Good news for strong hands
Hands don’t only communicate clinical concerns through what they look like and what they’re doing. Their measured strength can be a veritable megaphone, communicating a lot more about the patient’s wellbeing.
Grip strength is first known for communicating level of consciousness after a traumatic brain injury in the Glasgow Coma Scale, but recent research suggests that hand grip strength can also tell something about life expectancy and likely risk of cancer, heart disease and respiratory disease. In fact it can often communicate risk of all-cause and cardiovascular mortality more clearly than a blood pressure reading or a tally of total physical activity can.
I wrote an article about why this might be so – but was careful to mention exceptions to the rule. Arnold Schwarzenegger, for example, was once able to lift a weight equivalent to that of “an Ikea sofa with Danny DeVito sitting on it” but has been plagued by heart valve problems.
Hands as eyes…and ears?
Many times when taking blood, the best result comes from a vein that can be felt and not seen.
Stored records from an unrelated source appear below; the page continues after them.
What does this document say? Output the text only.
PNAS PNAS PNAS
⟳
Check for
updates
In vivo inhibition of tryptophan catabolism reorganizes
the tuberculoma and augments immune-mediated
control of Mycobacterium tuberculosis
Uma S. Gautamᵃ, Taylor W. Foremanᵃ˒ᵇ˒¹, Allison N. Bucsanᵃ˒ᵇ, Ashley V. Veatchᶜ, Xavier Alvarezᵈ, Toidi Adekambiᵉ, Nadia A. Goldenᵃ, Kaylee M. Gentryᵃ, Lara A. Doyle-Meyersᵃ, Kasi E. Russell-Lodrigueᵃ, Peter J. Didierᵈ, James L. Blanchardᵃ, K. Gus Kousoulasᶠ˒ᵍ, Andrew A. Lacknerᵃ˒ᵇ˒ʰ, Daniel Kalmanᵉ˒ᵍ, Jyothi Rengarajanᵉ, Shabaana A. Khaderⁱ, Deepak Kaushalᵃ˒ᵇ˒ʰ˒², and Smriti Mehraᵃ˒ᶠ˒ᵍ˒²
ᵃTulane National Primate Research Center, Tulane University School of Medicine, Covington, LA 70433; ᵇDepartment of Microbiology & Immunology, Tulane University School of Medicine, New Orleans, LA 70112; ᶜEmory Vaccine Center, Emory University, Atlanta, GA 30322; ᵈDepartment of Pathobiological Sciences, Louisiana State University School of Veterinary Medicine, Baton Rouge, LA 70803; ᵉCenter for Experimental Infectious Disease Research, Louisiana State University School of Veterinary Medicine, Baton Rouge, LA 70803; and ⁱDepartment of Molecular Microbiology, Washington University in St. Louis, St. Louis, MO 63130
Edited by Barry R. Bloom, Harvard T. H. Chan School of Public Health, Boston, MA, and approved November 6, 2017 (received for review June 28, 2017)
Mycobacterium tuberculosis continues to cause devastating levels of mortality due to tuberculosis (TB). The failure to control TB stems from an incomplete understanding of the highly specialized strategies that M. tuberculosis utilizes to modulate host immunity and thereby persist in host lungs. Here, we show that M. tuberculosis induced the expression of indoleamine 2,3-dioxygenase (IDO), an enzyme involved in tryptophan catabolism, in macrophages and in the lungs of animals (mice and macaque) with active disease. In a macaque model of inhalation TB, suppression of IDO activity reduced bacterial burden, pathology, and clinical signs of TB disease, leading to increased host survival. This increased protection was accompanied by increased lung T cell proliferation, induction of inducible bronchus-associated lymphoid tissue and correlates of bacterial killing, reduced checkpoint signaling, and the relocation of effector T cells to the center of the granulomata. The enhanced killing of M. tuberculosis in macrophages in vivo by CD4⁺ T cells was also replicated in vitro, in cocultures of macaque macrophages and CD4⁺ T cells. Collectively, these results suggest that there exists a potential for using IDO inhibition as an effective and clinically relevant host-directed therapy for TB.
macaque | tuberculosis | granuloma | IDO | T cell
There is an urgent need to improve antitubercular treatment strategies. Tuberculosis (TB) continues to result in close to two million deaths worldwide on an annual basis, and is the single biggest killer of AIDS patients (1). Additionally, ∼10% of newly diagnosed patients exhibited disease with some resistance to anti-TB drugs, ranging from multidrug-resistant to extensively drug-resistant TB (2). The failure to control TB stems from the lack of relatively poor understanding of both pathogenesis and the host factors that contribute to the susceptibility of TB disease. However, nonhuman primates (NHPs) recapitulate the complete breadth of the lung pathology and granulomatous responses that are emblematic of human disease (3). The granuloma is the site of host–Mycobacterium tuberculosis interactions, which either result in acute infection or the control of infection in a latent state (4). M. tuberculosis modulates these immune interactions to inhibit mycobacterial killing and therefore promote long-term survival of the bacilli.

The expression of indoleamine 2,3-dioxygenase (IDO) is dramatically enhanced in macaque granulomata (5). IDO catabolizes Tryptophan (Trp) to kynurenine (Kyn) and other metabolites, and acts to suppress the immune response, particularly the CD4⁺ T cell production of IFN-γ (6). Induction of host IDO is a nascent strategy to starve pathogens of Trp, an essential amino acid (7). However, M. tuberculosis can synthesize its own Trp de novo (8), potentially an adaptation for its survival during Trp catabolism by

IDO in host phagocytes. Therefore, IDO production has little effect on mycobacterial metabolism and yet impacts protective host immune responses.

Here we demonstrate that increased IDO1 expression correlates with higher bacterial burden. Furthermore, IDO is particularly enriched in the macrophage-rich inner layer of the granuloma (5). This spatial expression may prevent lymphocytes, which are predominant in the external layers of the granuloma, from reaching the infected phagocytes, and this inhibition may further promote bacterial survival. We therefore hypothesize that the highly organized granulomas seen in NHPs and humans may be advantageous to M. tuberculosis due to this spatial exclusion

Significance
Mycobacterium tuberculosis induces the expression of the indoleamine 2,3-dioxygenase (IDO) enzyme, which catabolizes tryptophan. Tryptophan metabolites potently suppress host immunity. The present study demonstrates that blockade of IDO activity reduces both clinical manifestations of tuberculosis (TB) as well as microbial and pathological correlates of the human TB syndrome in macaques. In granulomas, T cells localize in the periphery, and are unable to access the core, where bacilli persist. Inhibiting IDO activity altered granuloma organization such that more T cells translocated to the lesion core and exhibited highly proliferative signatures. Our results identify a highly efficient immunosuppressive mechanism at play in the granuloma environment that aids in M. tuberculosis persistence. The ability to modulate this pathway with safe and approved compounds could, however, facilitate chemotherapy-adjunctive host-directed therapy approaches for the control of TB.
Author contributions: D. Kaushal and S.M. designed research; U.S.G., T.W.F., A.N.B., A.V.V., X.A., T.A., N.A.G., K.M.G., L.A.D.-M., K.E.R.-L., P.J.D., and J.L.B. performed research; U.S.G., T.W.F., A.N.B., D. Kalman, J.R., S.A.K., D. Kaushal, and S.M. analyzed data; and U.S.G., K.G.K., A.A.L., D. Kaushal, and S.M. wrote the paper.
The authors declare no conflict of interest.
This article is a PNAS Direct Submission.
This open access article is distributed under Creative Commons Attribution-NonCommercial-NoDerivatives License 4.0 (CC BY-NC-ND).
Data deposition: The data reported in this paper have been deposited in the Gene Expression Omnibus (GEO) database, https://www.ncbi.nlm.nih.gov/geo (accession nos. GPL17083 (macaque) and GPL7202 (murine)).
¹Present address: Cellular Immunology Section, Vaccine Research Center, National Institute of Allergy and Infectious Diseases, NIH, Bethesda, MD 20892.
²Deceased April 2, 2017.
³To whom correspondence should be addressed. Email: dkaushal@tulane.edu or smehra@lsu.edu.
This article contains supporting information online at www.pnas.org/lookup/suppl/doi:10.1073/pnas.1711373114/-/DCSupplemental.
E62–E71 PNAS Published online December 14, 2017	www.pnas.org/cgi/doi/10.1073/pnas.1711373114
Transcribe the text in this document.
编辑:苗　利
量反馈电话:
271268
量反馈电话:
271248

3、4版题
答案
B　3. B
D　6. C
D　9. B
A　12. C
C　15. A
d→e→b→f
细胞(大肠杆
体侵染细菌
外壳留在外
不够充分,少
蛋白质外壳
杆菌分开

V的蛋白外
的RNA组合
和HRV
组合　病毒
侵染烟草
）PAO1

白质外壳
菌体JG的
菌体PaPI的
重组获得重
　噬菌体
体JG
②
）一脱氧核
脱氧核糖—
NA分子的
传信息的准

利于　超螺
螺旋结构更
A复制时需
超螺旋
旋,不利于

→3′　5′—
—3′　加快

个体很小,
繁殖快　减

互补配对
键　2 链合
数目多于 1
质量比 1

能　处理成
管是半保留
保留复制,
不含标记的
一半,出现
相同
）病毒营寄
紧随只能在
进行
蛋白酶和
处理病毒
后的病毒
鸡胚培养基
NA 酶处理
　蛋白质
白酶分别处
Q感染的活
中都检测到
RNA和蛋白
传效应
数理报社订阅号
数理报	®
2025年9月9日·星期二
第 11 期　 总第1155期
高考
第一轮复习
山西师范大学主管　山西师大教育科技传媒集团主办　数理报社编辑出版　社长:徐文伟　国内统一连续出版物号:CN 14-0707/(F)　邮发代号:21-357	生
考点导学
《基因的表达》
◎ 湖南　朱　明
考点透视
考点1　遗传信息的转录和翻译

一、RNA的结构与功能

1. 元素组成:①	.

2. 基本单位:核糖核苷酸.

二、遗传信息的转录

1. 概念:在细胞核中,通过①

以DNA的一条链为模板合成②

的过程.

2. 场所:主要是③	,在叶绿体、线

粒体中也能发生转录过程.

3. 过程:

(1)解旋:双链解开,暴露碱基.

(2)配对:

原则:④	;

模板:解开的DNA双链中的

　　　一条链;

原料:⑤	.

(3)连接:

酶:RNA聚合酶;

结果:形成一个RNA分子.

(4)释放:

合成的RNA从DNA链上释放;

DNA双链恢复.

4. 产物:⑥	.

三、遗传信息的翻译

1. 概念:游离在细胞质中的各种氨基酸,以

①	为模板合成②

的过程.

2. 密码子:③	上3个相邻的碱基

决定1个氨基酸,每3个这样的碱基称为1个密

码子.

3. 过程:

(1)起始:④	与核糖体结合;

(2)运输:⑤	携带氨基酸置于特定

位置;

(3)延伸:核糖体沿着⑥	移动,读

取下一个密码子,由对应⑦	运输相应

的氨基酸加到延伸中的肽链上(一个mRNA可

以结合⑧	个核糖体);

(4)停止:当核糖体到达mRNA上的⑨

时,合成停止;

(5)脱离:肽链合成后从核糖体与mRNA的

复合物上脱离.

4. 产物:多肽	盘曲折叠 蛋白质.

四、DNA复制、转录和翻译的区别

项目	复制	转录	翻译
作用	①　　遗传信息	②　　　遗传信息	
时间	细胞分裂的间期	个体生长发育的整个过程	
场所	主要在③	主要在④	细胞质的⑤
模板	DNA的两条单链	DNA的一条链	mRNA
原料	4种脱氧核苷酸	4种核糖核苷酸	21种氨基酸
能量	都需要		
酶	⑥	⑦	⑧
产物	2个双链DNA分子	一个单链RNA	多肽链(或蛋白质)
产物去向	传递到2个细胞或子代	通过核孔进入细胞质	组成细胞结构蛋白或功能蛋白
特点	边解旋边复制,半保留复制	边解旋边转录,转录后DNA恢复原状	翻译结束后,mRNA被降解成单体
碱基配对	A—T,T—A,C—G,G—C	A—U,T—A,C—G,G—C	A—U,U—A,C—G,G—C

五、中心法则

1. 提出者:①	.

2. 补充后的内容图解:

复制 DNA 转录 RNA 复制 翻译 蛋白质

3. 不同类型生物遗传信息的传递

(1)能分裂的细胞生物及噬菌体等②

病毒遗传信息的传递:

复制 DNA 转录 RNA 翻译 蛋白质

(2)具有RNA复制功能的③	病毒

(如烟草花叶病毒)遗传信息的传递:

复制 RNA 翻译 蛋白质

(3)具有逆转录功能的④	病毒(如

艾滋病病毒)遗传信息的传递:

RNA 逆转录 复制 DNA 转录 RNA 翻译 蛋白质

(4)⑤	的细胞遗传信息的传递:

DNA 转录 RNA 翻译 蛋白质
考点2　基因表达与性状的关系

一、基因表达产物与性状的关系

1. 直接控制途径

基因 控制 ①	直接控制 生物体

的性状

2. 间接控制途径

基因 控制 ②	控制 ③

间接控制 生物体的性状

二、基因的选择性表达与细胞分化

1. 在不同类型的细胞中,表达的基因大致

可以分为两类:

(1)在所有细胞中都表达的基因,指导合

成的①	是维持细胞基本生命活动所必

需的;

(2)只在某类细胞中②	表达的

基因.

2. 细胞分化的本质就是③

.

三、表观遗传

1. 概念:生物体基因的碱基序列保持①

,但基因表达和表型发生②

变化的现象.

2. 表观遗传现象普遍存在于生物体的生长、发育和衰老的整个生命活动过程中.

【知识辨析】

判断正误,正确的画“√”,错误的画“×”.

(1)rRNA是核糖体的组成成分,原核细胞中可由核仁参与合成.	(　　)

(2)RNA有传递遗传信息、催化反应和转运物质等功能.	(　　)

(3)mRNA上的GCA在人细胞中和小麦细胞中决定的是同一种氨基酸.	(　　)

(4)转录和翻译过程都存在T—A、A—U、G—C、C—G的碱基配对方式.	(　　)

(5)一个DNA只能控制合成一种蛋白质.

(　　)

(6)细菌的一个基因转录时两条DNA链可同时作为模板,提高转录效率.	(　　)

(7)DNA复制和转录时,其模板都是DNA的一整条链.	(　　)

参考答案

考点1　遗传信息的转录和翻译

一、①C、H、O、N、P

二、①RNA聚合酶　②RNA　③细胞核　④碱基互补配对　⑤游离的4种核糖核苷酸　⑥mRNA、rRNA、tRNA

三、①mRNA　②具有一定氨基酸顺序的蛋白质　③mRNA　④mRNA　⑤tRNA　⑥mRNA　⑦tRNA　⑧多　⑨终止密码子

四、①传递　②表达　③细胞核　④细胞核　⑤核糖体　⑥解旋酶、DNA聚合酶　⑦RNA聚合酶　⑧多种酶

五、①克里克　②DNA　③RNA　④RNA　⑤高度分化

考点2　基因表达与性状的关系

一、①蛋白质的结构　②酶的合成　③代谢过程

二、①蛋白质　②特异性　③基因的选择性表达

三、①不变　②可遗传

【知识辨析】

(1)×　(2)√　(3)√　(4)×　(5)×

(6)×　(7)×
In this case, I like to think of my hands acting as eyes. When a doctor palpates a mass, the same is true, their hands perhaps ‘seeing’ an enlarged liver when feeling a mass under the ribs on the right side, whilst a mass felt under the ribs on the left side may suggest an enlarged spleen.
But hands acting as ears? This was most famously demonstrated by Helen Brooke Taussig (1898-1986), the American physician recognised as the founder of paediatric cardiology for her work with ‘blue babies’. She lost her hearing after qualifying as a doctor, but learned to ‘listen with her hands’ rather than a stethoscope. Photographs show Helen gently holding her hands against a child’s chest wall, feeling the pulsations, the gentleness in her hands reflected in her gaze towards the sickly child. Helen became so skilled in this tactile technique that she even diagnosed murmurs where other doctors failed.
The human hand is one of the best designs in nature – and one of the best diagnostic tools. Use it to look into and listen to the patient; let it tell you what it can.